If three alphas were a 'pack' and crows were a 'murder,' I wondered what the collective noun was for one omega and her three spectacularly bad decisions. A catastrophe, probably.

“Ready,” Fritz mouthed as the helicopter touched ground.

I nodded.

As the blades slowed to a whine, I saw a familiar figure standing by the gate to the field.

Maeve.

She was wrapped in a cardigan that looked like it had been knitted by a frantic grandmother, her arms crossed over her chest as she stared at the helicopter like it was an alien spacecraft.

Her black hair whipped around her face in the downdraft, and even from here, I saw the skeptical set of her jaw.

I pulled off the headset and hopped out, my boots hitting the damp peat. The smell of wet earth hit me immediately. It was a world away from the polished marble and heavy scents of London.

For a second, I just breathed it all in.

The wind cut through my jeans. I'd forgotten how the North Yorkshire air bit. How it made your eyes water and your nose run and your lungs feel clean.

"Look at you," Maeve called out, her Irish lilt cutting through the wind. "Miss Fancy Pants arriving in her whirly-bird. I suppose you're too good for a bus now?"

I ran to her, throwing my arms around her. She smelled of laundry detergent and her body soap. It was the smell of home.

"I missed you," I said into her shoulder.

"I can see that. You look like you've been through a hedge backwards," she muttered, though she squeezed me back hard enough to make my ribs ache.

Her hands found my shoulders, pushing me back so she could look at me properly.

Her eyes flicked to the mark on my neck, and her expression went flat. "So he really did it."

"He did."

"Bastard."

Her eyes moved past me to Fritz, who was hopping out of the cabin, looking entirely too handsome for a damp field. His shoes were going to be ruined. Probably cost more than my caravan.

“Is that him?”

“No.”

"So who's the golden boy?" Maeve asked, her voice cool.

"Fritz," I said, pulling back. "He's part of the pack."

Maeve's face went flat. "Right. An alpha. Lovely."

Fritz approached with an easy smile, his hand extended. "Maeve, I presume. Presley's told me a lot about you."

Maeve looked at his hand like it might bite her. After a long, uncomfortable moment, she shook it once, quick and perfunctory.

"Has she now," Maeve said. "Well, I hope she told you I don't trust alphas as far as I can throw them. And seeing as you're built like a brick shithouse, that's not very far."

Fritz's smile didn't waver. "And so you shouldn’t."

Maeve’s mouth opened and then closed.

She took my hand and we walked toward my caravan, the small, silver bullet of a home looking smaller than I remembered.

It sat in the shadow of the stone wall, looking lonely.

The window box with the frozen pansies was still there, the flowers now completely dead.

Brown and brittle and clinging to the stems out of sheer stubbornness.

I led the way inside, my hand on the flimsy door handle.
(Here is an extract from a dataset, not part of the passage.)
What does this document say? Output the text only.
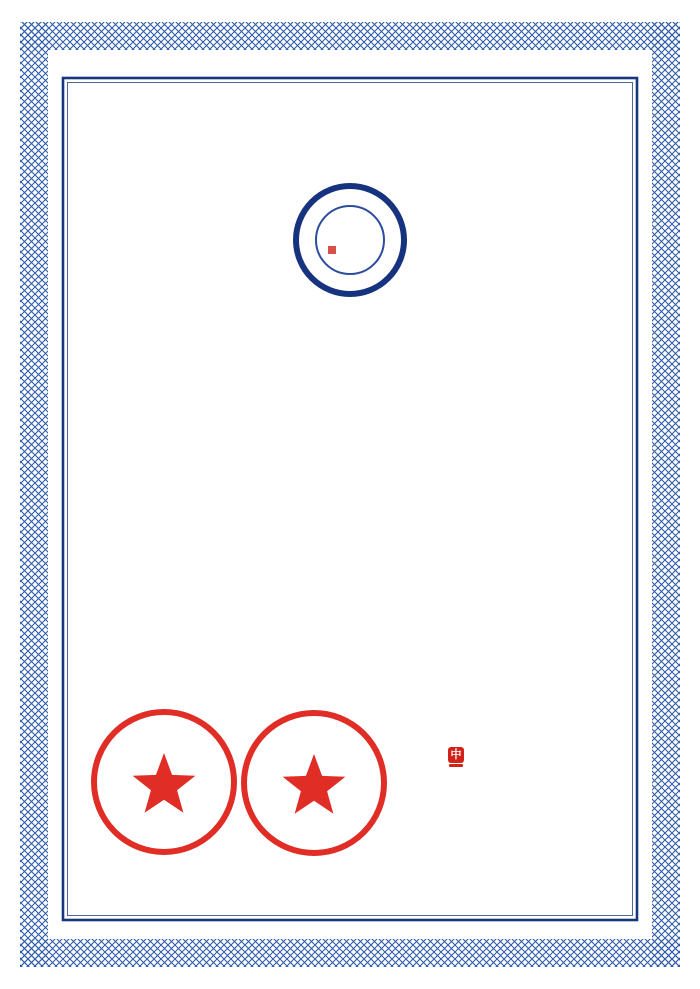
中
I had to lift and twist at the same time, the trick I'd perfected over years of living here. The door swung open with a creak that needed oil.

The familiar scent of old wood and lavender greeted me. It smelled smaller than I remembered. Cramped. The kitchenette with its two-ring hob. The table that folded down from the wall. The bed at the back that doubled as storage.

This had been my whole world for two years.

Now it felt like a shoebox.

"Mr. Cheddar?" I called out.

A soft meow came from the bed. That’s when I saw the ginger loaf of fur curled up right in the center of my duvet, his tail wrapped around his nose. My heart melted.